Como a nossa primeira vítima tem entre 76 a 80 anos, convém também chamá-la de Maria, como foi registrada a maioria das crianças que nasceram na década de 30, no Brasil, de acordo com dados do último

Censo Demográfico, divulgado pelo Instituto Brasileiro de Geografia e Estatística (IBGE), em 2010. Não sabemos exatamente em qual cidade do estado Maria nasceu, já que os dados do MMFDH nos revelam o cenário da violência contra o idoso em todo o território baiano. O que podemos afirmar com segurança é que ela é parda e tem preferência por se relacionar com pessoas do sexo oposto. Seguindo os padrões previsíveis da época em que veio ao mundo, já era de se esperar que a senhora iria encontrar um marido, ter filhos e um punhado de netos. Assim foi. À essa altura da vida, você deve estar imaginando a nosso avó — pra ficarmos mais íntimos da primeira vítima  —   l evando uma vida mais sossegada. Digo, longe dessa rotina fatigante que nós, mais jovens, encaramos todos os dias.

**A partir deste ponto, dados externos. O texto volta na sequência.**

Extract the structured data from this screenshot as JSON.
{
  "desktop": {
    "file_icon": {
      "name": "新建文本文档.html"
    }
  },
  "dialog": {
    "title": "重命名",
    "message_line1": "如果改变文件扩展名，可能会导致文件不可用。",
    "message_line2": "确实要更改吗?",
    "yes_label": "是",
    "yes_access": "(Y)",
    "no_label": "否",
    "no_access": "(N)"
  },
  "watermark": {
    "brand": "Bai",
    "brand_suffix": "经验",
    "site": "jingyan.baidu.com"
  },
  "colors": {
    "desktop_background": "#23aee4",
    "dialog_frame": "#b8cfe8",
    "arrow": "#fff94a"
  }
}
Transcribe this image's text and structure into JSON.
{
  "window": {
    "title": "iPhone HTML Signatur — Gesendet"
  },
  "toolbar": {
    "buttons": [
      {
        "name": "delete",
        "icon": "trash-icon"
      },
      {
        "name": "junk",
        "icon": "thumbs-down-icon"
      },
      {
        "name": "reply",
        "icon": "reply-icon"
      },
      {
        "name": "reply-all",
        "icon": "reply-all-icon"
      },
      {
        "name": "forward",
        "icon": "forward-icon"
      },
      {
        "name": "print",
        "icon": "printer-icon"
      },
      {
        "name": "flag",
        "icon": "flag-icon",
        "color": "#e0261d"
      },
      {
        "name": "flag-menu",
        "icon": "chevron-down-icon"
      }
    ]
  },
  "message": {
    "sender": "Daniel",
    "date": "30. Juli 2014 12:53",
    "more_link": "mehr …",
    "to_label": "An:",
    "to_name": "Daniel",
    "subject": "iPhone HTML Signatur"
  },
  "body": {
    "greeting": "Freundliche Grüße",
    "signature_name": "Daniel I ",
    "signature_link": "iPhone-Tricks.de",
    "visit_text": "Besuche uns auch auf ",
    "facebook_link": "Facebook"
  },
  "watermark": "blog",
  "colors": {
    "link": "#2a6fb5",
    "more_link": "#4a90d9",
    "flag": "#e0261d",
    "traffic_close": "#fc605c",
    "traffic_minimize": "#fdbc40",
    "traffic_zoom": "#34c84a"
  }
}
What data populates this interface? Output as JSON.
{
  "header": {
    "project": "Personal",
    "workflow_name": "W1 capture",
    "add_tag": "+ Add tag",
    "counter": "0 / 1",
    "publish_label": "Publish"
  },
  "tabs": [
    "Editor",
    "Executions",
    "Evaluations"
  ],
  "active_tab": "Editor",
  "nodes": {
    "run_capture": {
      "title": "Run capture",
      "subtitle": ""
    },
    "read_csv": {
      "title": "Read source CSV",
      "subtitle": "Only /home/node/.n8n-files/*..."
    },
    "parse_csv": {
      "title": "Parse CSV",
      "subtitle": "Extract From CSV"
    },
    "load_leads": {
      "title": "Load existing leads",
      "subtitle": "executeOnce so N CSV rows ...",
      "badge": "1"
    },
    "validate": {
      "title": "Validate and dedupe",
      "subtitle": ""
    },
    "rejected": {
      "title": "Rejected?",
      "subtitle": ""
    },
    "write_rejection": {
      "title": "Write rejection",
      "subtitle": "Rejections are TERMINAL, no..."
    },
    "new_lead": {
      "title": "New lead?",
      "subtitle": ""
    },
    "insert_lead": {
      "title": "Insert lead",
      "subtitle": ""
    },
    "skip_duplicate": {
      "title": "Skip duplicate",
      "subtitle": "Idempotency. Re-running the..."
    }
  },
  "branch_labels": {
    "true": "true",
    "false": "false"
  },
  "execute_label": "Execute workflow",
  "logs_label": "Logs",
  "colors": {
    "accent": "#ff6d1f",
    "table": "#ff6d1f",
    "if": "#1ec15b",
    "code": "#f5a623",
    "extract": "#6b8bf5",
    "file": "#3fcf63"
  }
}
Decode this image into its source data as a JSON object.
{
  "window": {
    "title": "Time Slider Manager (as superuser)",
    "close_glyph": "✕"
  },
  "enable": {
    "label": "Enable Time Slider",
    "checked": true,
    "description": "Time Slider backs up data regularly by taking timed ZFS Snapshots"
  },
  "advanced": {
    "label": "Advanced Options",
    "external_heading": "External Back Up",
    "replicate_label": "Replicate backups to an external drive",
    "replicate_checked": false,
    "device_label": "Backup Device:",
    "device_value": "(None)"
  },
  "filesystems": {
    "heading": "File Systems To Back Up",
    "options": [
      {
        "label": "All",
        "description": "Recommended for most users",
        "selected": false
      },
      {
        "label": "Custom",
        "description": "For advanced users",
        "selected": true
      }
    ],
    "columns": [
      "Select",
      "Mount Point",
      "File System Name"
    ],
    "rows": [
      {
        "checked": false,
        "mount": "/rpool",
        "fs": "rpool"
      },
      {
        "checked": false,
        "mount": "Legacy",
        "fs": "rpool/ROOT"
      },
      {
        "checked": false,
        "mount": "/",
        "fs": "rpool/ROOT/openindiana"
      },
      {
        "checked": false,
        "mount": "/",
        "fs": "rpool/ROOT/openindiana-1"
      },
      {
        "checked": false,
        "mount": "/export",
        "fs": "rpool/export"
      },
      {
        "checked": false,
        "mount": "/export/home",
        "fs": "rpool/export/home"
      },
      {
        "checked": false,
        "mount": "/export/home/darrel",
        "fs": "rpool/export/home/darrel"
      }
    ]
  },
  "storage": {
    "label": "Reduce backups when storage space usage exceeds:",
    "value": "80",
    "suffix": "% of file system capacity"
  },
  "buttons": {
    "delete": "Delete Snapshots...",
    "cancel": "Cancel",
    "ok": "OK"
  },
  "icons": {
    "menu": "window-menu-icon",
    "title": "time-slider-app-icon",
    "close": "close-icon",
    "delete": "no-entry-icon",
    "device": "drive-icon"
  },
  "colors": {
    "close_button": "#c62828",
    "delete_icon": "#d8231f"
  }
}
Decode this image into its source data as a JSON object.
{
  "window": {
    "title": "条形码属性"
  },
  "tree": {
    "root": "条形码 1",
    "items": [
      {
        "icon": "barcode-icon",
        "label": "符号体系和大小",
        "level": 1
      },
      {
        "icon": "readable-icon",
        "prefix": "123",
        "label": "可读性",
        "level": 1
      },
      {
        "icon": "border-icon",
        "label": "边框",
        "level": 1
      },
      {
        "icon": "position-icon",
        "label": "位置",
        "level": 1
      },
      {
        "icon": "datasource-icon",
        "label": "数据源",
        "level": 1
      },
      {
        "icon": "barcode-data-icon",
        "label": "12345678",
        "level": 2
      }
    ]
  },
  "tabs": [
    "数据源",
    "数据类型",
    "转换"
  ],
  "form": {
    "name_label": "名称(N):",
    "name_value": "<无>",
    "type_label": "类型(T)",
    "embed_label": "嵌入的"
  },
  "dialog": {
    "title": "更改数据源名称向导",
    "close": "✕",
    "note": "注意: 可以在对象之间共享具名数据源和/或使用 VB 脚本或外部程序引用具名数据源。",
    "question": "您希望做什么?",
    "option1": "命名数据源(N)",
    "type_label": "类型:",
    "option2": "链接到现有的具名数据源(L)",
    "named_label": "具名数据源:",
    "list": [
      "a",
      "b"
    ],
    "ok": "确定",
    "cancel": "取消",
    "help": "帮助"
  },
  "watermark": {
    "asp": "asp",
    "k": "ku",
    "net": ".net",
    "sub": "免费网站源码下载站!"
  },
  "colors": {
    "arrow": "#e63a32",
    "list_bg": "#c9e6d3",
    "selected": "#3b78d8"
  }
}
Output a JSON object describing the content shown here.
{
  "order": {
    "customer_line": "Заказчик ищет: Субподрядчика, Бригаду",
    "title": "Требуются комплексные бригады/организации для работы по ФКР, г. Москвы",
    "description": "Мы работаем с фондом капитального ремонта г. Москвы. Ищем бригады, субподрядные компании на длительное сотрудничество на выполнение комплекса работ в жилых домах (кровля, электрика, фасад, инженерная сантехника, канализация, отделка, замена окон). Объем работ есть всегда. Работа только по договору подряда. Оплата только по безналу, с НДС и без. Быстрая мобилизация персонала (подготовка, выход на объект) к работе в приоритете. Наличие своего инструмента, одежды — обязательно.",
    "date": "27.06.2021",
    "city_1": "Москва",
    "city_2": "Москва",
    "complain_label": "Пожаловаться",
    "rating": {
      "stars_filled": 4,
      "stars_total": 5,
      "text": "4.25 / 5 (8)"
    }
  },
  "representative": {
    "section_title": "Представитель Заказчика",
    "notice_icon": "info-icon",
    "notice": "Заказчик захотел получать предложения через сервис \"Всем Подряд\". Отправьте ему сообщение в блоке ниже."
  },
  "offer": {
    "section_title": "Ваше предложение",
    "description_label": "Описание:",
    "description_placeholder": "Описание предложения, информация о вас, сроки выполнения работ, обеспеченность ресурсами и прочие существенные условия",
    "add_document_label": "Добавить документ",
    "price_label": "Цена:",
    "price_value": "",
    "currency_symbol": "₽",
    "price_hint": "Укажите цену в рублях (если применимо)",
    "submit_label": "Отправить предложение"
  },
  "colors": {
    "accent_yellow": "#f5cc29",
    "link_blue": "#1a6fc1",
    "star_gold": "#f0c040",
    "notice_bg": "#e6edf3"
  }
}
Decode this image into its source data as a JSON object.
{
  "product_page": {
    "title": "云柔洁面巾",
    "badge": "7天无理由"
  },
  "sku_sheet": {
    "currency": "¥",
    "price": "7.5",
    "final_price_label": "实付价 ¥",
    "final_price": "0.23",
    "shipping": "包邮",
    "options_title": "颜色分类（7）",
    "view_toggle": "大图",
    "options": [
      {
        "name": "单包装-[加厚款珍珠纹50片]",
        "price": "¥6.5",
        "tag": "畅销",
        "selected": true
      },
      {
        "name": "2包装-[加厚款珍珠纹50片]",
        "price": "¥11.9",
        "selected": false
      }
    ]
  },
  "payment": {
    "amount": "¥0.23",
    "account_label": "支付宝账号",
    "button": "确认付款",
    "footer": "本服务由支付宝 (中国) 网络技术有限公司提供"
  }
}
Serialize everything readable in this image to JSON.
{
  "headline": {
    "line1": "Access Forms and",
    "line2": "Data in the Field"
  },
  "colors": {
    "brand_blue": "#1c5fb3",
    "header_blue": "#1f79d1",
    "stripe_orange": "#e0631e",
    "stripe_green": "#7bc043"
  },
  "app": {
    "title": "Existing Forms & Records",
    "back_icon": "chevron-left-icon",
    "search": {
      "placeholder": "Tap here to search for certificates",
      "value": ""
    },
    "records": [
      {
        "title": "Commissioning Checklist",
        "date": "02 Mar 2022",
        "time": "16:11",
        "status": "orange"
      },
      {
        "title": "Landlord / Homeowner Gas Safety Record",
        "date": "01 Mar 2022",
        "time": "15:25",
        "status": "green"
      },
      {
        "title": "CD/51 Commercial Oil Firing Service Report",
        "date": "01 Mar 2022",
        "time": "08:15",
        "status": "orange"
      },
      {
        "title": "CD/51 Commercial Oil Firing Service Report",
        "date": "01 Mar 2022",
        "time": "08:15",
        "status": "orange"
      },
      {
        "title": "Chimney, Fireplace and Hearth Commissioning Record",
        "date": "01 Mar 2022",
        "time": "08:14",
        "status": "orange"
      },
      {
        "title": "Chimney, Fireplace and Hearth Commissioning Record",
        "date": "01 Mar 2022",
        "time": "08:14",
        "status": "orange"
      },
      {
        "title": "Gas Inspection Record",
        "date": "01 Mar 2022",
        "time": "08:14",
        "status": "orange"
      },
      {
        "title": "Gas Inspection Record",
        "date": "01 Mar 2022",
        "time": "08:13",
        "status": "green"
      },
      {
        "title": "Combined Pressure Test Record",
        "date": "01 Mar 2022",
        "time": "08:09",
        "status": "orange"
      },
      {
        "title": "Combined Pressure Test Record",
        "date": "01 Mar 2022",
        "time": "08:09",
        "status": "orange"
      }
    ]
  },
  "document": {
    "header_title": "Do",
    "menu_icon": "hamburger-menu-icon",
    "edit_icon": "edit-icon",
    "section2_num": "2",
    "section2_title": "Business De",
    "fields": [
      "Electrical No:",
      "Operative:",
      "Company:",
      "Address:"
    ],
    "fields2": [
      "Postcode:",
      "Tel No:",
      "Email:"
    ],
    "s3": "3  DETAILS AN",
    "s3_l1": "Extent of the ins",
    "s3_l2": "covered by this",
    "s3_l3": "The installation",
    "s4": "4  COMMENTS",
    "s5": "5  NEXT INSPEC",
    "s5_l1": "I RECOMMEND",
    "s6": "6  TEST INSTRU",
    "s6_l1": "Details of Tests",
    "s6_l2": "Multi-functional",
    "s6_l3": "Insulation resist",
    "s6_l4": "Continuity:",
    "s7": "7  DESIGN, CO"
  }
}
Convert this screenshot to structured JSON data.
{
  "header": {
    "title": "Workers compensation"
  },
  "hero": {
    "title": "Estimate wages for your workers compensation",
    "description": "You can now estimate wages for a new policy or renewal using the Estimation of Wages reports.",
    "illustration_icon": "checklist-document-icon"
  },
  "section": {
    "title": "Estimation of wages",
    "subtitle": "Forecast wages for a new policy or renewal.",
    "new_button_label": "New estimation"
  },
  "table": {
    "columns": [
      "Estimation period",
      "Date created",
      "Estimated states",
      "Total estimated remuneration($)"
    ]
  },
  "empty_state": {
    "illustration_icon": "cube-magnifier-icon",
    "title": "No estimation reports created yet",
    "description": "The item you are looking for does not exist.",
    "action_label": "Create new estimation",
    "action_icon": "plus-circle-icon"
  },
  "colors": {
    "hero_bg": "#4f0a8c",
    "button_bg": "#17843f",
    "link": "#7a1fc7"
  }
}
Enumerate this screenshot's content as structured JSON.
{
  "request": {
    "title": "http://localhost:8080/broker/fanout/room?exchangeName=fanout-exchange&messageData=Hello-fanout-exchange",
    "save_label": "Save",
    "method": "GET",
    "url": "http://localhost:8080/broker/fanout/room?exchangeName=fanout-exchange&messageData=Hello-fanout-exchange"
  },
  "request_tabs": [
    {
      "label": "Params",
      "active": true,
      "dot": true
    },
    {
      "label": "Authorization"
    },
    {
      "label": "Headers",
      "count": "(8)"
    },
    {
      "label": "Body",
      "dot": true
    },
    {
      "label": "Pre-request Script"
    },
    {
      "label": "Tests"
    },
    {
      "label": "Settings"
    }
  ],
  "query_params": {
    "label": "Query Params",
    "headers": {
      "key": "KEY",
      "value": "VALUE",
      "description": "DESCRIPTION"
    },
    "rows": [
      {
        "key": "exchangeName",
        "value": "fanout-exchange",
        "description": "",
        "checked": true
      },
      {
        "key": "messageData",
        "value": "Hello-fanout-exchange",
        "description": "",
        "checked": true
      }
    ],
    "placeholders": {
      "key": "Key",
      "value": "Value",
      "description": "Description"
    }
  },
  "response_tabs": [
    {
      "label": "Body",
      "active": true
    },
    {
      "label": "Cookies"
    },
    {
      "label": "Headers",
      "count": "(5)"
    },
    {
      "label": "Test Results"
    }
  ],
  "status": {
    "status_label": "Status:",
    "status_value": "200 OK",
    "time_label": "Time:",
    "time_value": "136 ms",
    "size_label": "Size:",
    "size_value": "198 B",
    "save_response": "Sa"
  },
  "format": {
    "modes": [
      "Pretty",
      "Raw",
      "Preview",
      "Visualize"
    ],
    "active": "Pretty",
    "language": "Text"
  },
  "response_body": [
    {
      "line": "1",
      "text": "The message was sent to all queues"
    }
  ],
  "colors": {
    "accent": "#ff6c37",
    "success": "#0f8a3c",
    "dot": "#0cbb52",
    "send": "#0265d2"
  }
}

E antes que eu me esqueça, é preciso frisar que a nossa vítima baiana ultrapassa a expectativa de vida dos bisnetos, que é de 75,51 para aqueles que nasceram em solo brasileiro em 2016, conforme estatísticas do Banco Mundial. Sem mais apresentações, precisamos ir ao ponto que nos interessa: o nome de Maria, infelizmente, faz parte de uma lista que nos preocupa, mas que esperamos, ao fim desta leitura, rasgá-la — talvez seja mais difícil do que imaginamos. A história da nossa primeira vítima é uma das 691 espalhadas pelo estado que narram a violência contra pessoas que têm 60 anos ou mais, e que sofrem em sua própria casa com a negligência cometida pelas suas filhas,

“A Maria, de Nascimento e Brant, é um retrato fiel da mulher brasileira. Alguém que carrega o mundo nas costas sem esboçar, no fim do dia, um sinal sequer de desânimo.”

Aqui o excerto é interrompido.